Я видел, как меняются лица моих слушателей. На их сытых, благодушных физиономиях появилось выражение неподдельного сочувствия. Похоже, я попал в точку! Как многие провинциалы, тобольчане оказались очень чувствительны к мнению о себе посторонних проезжих, а особенно — «иностранного подданного проездом из Кяхты до Петербурга». Новость, что в Кяхте у сирот все прекрасно, а тут, в старинном, богатом городе, гремевшем на всю Сибирь, еще когда о Кяхте и слыхом не слыхивали, дети содержатся в самых жалких условиях, оказалась невыносима для местного селебрити. Дамы уже собирались расплакаться, отцы города растерянно переглядывались и, кажется, готовы были провалиться сквозь землю.
— Что же вы предлагаете, господин Тарановский? — спросил городской голова.
— Я предлагаю не плакать и не сочувствовать, а делать! — воскликнул я. — Давайте устроим здесь, в Тобольске, новый дом призрения! Настоящий, хороший детский дом! Специально для детей арестанток. Найдем подходящее здание, отремонтируем его. Наймем добрых, заботливых нянек. Создадим такие условия, чтобы эти дети не чувствовали себя отверженными, чтобы они могли вырасти достойными людьми, а не преступниками или солдафонами! Я, со своей стороны, готов внести на это благое дело первую и весьма значительную сумму!

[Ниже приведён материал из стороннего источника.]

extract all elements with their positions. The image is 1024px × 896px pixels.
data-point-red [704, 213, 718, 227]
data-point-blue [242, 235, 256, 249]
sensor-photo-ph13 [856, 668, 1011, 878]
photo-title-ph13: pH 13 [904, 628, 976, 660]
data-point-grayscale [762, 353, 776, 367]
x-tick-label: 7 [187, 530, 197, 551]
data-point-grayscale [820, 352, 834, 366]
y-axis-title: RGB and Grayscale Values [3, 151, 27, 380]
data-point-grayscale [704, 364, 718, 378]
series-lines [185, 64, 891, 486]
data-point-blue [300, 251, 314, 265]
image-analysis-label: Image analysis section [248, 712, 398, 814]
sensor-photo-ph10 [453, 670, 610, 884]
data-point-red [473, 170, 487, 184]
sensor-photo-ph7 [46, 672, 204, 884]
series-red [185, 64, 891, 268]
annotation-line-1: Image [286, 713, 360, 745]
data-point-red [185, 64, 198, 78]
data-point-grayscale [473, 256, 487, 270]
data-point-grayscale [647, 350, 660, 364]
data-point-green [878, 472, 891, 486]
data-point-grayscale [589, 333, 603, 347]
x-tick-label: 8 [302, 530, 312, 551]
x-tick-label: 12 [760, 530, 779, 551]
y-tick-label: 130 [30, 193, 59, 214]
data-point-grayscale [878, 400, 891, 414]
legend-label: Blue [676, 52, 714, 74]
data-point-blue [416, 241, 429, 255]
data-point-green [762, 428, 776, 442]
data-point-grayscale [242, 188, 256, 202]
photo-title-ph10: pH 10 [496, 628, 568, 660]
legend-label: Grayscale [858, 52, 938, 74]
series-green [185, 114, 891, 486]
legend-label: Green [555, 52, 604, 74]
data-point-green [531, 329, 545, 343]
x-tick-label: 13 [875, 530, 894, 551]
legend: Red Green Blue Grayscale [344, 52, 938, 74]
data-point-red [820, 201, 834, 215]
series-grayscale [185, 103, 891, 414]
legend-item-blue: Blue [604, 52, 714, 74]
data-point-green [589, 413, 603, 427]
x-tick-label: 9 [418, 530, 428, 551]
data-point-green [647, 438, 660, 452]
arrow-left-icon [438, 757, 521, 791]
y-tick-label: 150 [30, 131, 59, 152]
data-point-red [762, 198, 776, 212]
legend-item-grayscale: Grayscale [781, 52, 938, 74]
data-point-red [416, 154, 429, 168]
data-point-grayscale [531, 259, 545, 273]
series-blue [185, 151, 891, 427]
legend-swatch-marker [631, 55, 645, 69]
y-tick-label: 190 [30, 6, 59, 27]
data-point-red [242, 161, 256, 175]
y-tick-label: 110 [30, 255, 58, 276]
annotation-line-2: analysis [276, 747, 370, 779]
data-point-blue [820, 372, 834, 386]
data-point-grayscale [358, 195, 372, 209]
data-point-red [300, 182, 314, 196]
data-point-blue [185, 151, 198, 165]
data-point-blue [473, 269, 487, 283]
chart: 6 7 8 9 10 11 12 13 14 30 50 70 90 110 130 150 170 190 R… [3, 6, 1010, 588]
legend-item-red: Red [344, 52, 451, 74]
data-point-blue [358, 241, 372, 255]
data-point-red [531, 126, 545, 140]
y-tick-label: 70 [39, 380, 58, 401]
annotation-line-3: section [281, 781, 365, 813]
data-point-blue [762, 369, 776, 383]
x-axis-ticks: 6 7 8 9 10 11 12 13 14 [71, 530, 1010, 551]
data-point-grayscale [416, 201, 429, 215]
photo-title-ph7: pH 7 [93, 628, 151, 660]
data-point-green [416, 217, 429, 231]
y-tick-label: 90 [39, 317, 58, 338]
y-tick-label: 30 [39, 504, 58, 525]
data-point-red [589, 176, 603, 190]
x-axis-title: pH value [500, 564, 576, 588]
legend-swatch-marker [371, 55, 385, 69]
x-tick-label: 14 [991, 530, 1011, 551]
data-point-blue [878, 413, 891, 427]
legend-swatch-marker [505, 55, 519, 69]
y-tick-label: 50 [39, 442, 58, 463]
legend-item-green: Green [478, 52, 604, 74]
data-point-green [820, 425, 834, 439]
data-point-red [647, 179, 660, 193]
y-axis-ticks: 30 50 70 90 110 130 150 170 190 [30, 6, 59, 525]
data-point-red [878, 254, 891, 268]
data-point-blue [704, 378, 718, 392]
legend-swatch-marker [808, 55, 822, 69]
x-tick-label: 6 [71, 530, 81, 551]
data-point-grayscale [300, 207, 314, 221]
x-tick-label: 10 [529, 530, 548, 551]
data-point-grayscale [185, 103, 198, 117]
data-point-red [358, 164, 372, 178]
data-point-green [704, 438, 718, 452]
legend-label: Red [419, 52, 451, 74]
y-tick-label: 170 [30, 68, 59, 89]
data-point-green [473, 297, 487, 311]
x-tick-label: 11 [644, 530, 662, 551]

Я выложил на стол изрядную пачку ассигнаций. В комнате повисла тишина. А потом как прорвало плотину.
— И я! И я пожертвую! — крикнула жена городничего, снимая с пальца дорогой перстень с бриллиантом.
— И мы внесем свою лепту! — подхватили остальные.
В тот вечер было собрано столько денег, сколько это благотворительное общество не собирало за весь год.
Через пару дней дело сдвинулось с мертвой точки. Был найден подходящий дом, создана комиссия по устройству нового приюта. Меня, как инициатора, тоже включили в ее состав.
Конечно, я понимал, что это не решит всех проблем. Но теперь все-таки был шанс на то, что мой сын, даже если мне не удастся забрать его сразу, попадет не в ад казенного приюта, а в место, где о нем будут хоть немного заботиться.
Время поджимало. Весна была на пороге. Настала пора отправляться. Оставив все дела по организации приюта на попечение других членов комитета, я начал собираться в дорогу.
Перед самым отъездом мне даже удалось увидеться с сыном, за целых десять рублей Прохор устроил мне проход во двор замка, а там Прасковья Ильинична, держа на руках, вынесла мальчонку на улицу.
Мальчик был худ и одет в обноски, да и бледен.
Я внимательно на него смотрел и видел…
Если и не себя, то уж точно свои черты, и глаза, и цвет волос. Это точно был мой сын!
С аккуратностью и осторожностью я дрогнувшими руками взял его.
Иван не капризничал, лишь молча на меня смотрел, а я прижал его к себе и гладил.
Так и простояли не меньше получаса.
— Ну все, все хватит, — пробормотала Ильинична, и я с неохотой отдал ей мальчика обратно.
На сердце было худо, но я хотя бы увидел своего сына, а на следующий день мы покинули Тобольск.
Прощаясь с городом, я в последний раз посмотрел на мрачные стены тюремного замка. Не знал, когда смогу вернуться. Но дал себе слово, что вернусь. И заберу своего сына. Моего Ивана.